Ron DeSantis: Migrants flown out to another state: Sheriff investigates Florida governor

A campaign maneuver could have legal repercussions for the governor of Florida.

Ron DeSantis: Migrants flown out to another state: Sheriff investigates Florida governor

A campaign maneuver could have legal repercussions for the governor of Florida. Republican Ron DeSantis had flown 48 suspected illegal migrants from Bexar County, Texas, to the luxury island of Martha's Vineyard in Democratic-ruled Massachusetts last week.

Now the New York Times is reporting that the Bexar County Sheriff has launched an investigation. Accordingly, Sheriff Javier Salazar said he had put his organized crime department on the case. It is still too early to say which laws DeSantis may have violated. But it is clear that many of the migrants who were flown out were misled and lured away from Texas.

Not only DeSantis resorts to such means. A day later, Texas Governor Greg Abbott - also a Republican - had two busloads of migrants driven to US Vice President Kamala Harris's residence in Washington.

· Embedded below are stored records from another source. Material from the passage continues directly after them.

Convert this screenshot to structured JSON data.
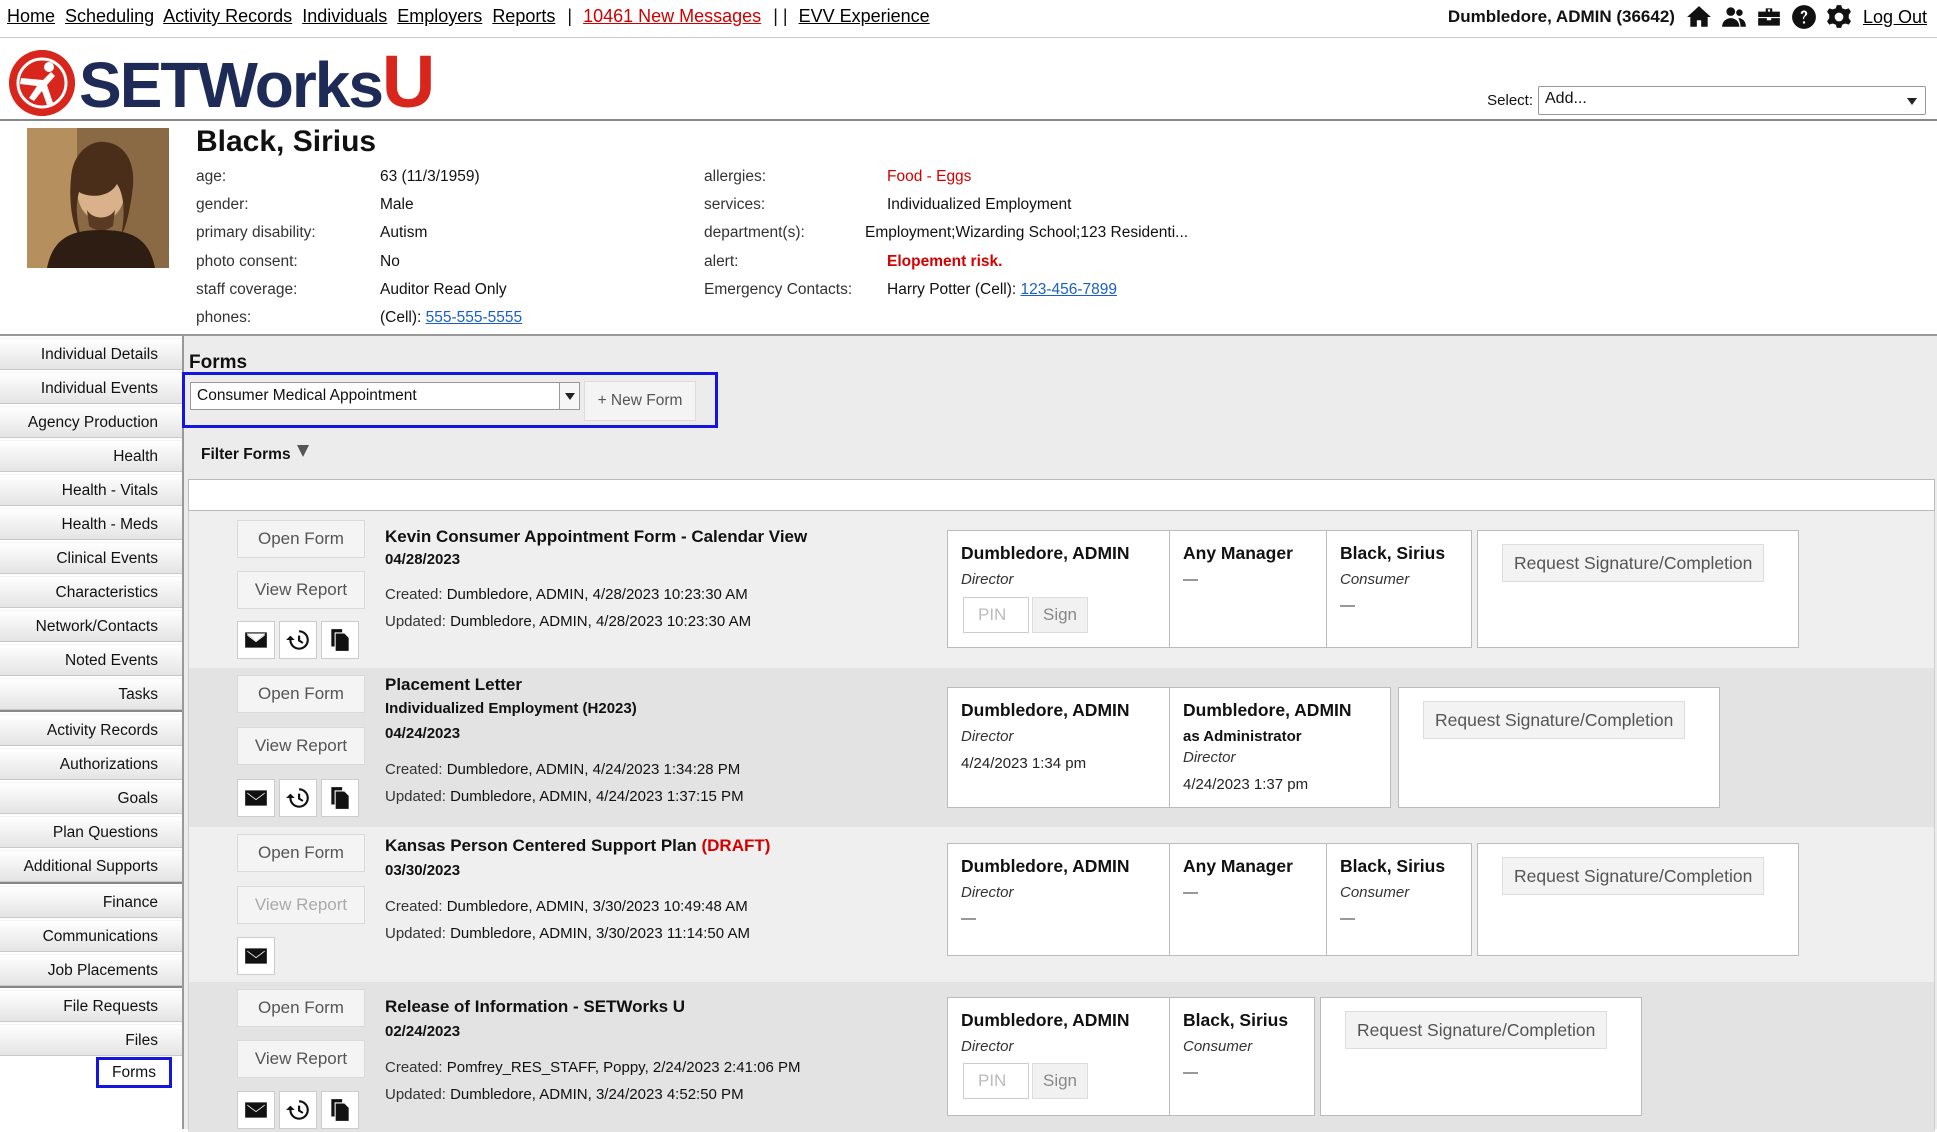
{
  "nav": {
    "links": [
      "Home",
      "Scheduling",
      "Activity Records",
      "Individuals",
      "Employers",
      "Reports"
    ],
    "messages": "10461 New Messages",
    "separator": "| |",
    "evv": "EVV Experience",
    "user": "Dumbledore, ADMIN  (36642)",
    "logout": "Log Out"
  },
  "logo": {
    "text_main": "SETWorks",
    "text_accent": "U"
  },
  "select": {
    "label": "Select:",
    "value": "Add..."
  },
  "individual": {
    "name": "Black, Sirius",
    "left": [
      {
        "label": "age:",
        "value": "63 (11/3/1959)"
      },
      {
        "label": "gender:",
        "value": "Male"
      },
      {
        "label": "primary disability:",
        "value": "Autism"
      },
      {
        "label": "photo consent:",
        "value": "No"
      },
      {
        "label": "staff coverage:",
        "value": "Auditor Read Only"
      },
      {
        "label": "phones:",
        "value_prefix": "(Cell): ",
        "value_link": "555-555-5555"
      }
    ],
    "right": [
      {
        "label": "allergies:",
        "value": "Food - Eggs"
      },
      {
        "label": "services:",
        "value": "Individualized Employment"
      },
      {
        "label": "department(s):",
        "value": "Employment;Wizarding School;123 Residenti..."
      },
      {
        "label": "alert:",
        "value": "Elopement risk."
      },
      {
        "label": "Emergency Contacts:",
        "value_prefix": "Harry Potter (Cell): ",
        "value_link": "123-456-7899"
      }
    ]
  },
  "sidebar": {
    "items": [
      "Individual Details",
      "Individual Events",
      "Agency Production",
      "Health",
      "Health - Vitals",
      "Health - Meds",
      "Clinical Events",
      "Characteristics",
      "Network/Contacts",
      "Noted Events",
      "Tasks",
      "Activity Records",
      "Authorizations",
      "Goals",
      "Plan Questions",
      "Additional Supports",
      "Finance",
      "Communications",
      "Job Placements",
      "File Requests",
      "Files",
      "Forms"
    ]
  },
  "main": {
    "title": "Forms",
    "form_select": "Consumer Medical Appointment",
    "new_form": "+ New Form",
    "filter": "Filter Forms"
  },
  "buttons": {
    "open": "Open Form",
    "view": "View Report",
    "pin": "PIN",
    "sign": "Sign",
    "request": "Request Signature/Completion"
  },
  "forms": [
    {
      "title": "Kevin Consumer Appointment Form - Calendar View",
      "draft": "",
      "subtitle": "",
      "date": "04/28/2023",
      "created_label": "Created:",
      "created": "Dumbledore, ADMIN, 4/28/2023 10:23:30 AM",
      "updated_label": "Updated:",
      "updated": "Dumbledore, ADMIN, 4/28/2023 10:23:30 AM",
      "signers": [
        {
          "name": "Dumbledore, ADMIN",
          "role": "Director",
          "status": "pin"
        },
        {
          "name": "Any Manager",
          "role": "",
          "status": "—"
        },
        {
          "name": "Black, Sirius",
          "role": "Consumer",
          "status": "—"
        }
      ]
    },
    {
      "title": "Placement Letter",
      "draft": "",
      "subtitle": "Individualized Employment (H2023)",
      "date": "04/24/2023",
      "created_label": "Created:",
      "created": "Dumbledore, ADMIN, 4/24/2023 1:34:28 PM",
      "updated_label": "Updated:",
      "updated": "Dumbledore, ADMIN, 4/24/2023 1:37:15 PM",
      "signers": [
        {
          "name": "Dumbledore, ADMIN",
          "role": "Director",
          "status": "4/24/2023 1:34 pm"
        },
        {
          "name": "Dumbledore, ADMIN",
          "as": "as Administrator",
          "role": "Director",
          "status": "4/24/2023 1:37 pm"
        }
      ]
    },
    {
      "title": "Kansas Person Centered Support Plan",
      "draft": "(DRAFT)",
      "subtitle": "",
      "date": "03/30/2023",
      "created_label": "Created:",
      "created": "Dumbledore, ADMIN, 3/30/2023 10:49:48 AM",
      "updated_label": "Updated:",
      "updated": "Dumbledore, ADMIN, 3/30/2023 11:14:50 AM",
      "signers": [
        {
          "name": "Dumbledore, ADMIN",
          "role": "Director",
          "status": "—"
        },
        {
          "name": "Any Manager",
          "role": "",
          "status": "—"
        },
        {
          "name": "Black, Sirius",
          "role": "Consumer",
          "status": "—"
        }
      ]
    },
    {
      "title": "Release of Information - SETWorks U",
      "draft": "",
      "subtitle": "",
      "date": "02/24/2023",
      "created_label": "Created:",
      "created": "Pomfrey_RES_STAFF, Poppy, 2/24/2023 2:41:06 PM",
      "updated_label": "Updated:",
      "updated": "Dumbledore, ADMIN, 3/24/2023 4:52:50 PM",
      "signers": [
        {
          "name": "Dumbledore, ADMIN",
          "role": "Director",
          "status": "pin"
        },
        {
          "name": "Black, Sirius",
          "role": "Consumer",
          "status": "—"
        }
      ]
    }
  ],
  "icons": [
    "home-icon",
    "people-icon",
    "briefcase-icon",
    "help-icon",
    "gear-icon",
    "email-icon",
    "history-icon",
    "copy-icon"
  ],
  "colors": {
    "brand_red": "#d9261c",
    "brand_navy": "#1d2b56",
    "highlight": "#1515e0",
    "alert_red": "#d40000",
    "link": "#1a5fc7"
  }
}
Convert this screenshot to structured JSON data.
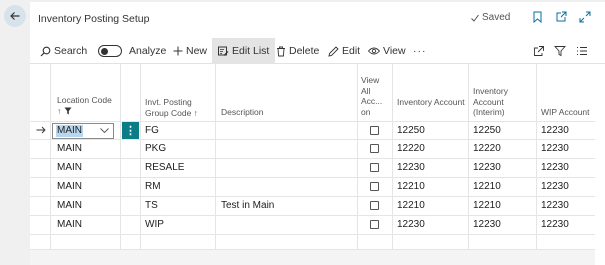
{
  "page": {
    "title": "Inventory Posting Setup",
    "saved_label": "Saved"
  },
  "toolbar": {
    "search": "Search",
    "analyze": "Analyze",
    "new": "New",
    "edit_list": "Edit List",
    "delete": "Delete",
    "edit": "Edit",
    "view": "View",
    "more": "···"
  },
  "columns": {
    "location_code": "Location Code",
    "location_sort": "↑",
    "invt_group_line1": "Invt. Posting",
    "invt_group_line2": "Group Code ↑",
    "description": "Description",
    "view_all_1": "View",
    "view_all_2": "All",
    "view_all_3": "Acc...",
    "view_all_4": "on",
    "inv_account": "Inventory Account",
    "inv_interim_1": "Inventory",
    "inv_interim_2": "Account",
    "inv_interim_3": "(Interim)",
    "wip_account": "WIP Account"
  },
  "rows": [
    {
      "location": "MAIN",
      "group": "FG",
      "description": "",
      "inv": "12250",
      "interim": "12250",
      "wip": "12230"
    },
    {
      "location": "MAIN",
      "group": "PKG",
      "description": "",
      "inv": "12220",
      "interim": "12220",
      "wip": "12230"
    },
    {
      "location": "MAIN",
      "group": "RESALE",
      "description": "",
      "inv": "12230",
      "interim": "12230",
      "wip": "12230"
    },
    {
      "location": "MAIN",
      "group": "RM",
      "description": "",
      "inv": "12210",
      "interim": "12210",
      "wip": "12230"
    },
    {
      "location": "MAIN",
      "group": "TS",
      "description": "Test in Main",
      "inv": "12210",
      "interim": "12210",
      "wip": "12230"
    },
    {
      "location": "MAIN",
      "group": "WIP",
      "description": "",
      "inv": "12230",
      "interim": "12230",
      "wip": "12230"
    }
  ],
  "icons": {
    "back": "back-arrow-icon",
    "bookmark": "bookmark-icon",
    "open_new": "open-in-new-window-icon",
    "expand": "expand-icon",
    "share": "share-icon",
    "filter": "filter-icon",
    "list": "list-view-icon"
  },
  "colors": {
    "accent": "#0a7d86",
    "selection": "#b7d7f0",
    "back_button_bg": "#d7e3ea"
  }
}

According to the New York Times, one of the migrants flown out by DeSantis appears to have been paid to recruit other Venezuelans. Accordingly, Sheriff Salazar said the people had been promised jobs and a better life "under false pretenses," the newspaper reports. "They had the right to roam the streets like you and I, and they had the right not to be preyed upon and made a fool of being trucked across half the country just for a media event," the newspaper quoted the sheriff as saying and Democrats. "This is a tragedy."

The "New York Times" reports that the migrants who were flown to Martha's Vineyard were approached near their accommodation in San Antonio by a well-dressed woman who gave out coupons for fast-food restaurants and promised "refuge" in Massachusetts.

After the migrants' surprise arrival on Martha's Vineyard, volunteers and officials took care of them. Days later, they were bussed to a Cape Cod shelter. DeSantis communications director Taryn Fenske said the migrants were dying to leave Bexar County, where they were abandoned, according to the newspaper. "Florida has given them the opportunity to seek greener pastures in a sanctuary that puts more resources at their disposal."

Sheriff Salazar obviously sees things differently. He is now considering involving state and federal authorities in the investigation.

Additional source: "New York Times".